また、”一部”のAIワークロードがデバイス上で処理されるようになる可能性もありますが、他のワークロードは引き続きクラウド上で実行されます。いずれにせよ、これは最適化を次の段階に上げるために実世界のデータが収集及び分析されるようになるという、より大きなトレンドの始まりとなるでしょう。

製品化の時期


今年末までに、MediaTekのテクノロジーとLlama 2の両方が使用されたデバイスが市場に投入されることが期待されます。Llama 2はユーザーフレンドリーで、一般的なクラウドプラットフォームに簡単に追加出来るため、多くの開発者がこれを使用したいと考えているかもしれません。つまり、それによって、全ての人にとってより革新的なアプリケーションやツールが生み出される可能性があります。

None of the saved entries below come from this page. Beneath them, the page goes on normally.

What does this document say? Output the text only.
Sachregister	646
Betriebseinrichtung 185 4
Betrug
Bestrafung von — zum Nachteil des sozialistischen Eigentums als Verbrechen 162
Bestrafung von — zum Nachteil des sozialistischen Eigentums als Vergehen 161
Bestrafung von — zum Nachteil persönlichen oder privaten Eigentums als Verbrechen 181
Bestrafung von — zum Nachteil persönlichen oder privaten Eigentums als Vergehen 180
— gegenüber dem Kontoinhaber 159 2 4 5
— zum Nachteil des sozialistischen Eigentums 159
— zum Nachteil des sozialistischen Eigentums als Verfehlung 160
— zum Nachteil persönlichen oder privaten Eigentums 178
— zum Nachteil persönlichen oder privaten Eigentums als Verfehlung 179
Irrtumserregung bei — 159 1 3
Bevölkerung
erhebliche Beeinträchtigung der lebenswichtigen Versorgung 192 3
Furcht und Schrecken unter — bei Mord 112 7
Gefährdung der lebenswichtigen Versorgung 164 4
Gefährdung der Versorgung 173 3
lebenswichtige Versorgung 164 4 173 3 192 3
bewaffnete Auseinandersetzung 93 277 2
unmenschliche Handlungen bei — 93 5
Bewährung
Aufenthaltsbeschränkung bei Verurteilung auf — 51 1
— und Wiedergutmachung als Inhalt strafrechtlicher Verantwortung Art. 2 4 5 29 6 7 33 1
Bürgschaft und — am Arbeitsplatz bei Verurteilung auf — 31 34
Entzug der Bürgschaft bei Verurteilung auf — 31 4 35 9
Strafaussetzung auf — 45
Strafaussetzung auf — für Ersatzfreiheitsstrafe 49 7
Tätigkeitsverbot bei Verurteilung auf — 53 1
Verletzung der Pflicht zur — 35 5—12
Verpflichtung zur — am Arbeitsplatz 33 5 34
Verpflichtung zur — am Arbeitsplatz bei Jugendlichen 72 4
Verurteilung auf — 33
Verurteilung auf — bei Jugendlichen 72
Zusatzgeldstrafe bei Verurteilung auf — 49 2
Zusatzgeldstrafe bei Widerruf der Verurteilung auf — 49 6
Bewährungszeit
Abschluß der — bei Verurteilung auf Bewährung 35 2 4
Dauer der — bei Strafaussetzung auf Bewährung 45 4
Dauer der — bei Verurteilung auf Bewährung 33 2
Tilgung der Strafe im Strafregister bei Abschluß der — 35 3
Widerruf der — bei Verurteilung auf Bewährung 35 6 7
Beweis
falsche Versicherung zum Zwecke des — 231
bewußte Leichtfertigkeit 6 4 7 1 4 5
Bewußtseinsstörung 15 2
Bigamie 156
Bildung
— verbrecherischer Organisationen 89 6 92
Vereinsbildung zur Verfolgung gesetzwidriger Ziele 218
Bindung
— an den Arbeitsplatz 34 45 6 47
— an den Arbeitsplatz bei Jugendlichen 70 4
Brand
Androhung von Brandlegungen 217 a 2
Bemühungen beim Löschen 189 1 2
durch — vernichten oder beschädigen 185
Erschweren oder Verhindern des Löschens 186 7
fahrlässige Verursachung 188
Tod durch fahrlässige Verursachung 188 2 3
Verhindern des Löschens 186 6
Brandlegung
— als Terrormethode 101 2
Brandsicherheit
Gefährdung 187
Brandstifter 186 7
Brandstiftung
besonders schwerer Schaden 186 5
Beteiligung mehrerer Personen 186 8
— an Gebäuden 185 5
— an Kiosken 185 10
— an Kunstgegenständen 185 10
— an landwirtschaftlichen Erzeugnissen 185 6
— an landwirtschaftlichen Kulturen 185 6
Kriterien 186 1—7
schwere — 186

Llama 2はまだ成長しており、ChatGPT等の人気のあるAIツールの直接の競合相手ではありませんが、多くの可能性を秘めています。時間はかかるかもしれませんが、MediaTekの支援があれば、AIの世界で主要なプレーヤーになるかもしれません。

結論として、私達の日常のデバイスにおけるAIの未来は明るく、MediaTekはこの進化の最前線にいるようです。今後の展開に注目していきましょう。

この記事は、編集部が日本向けに翻訳・編集したものです。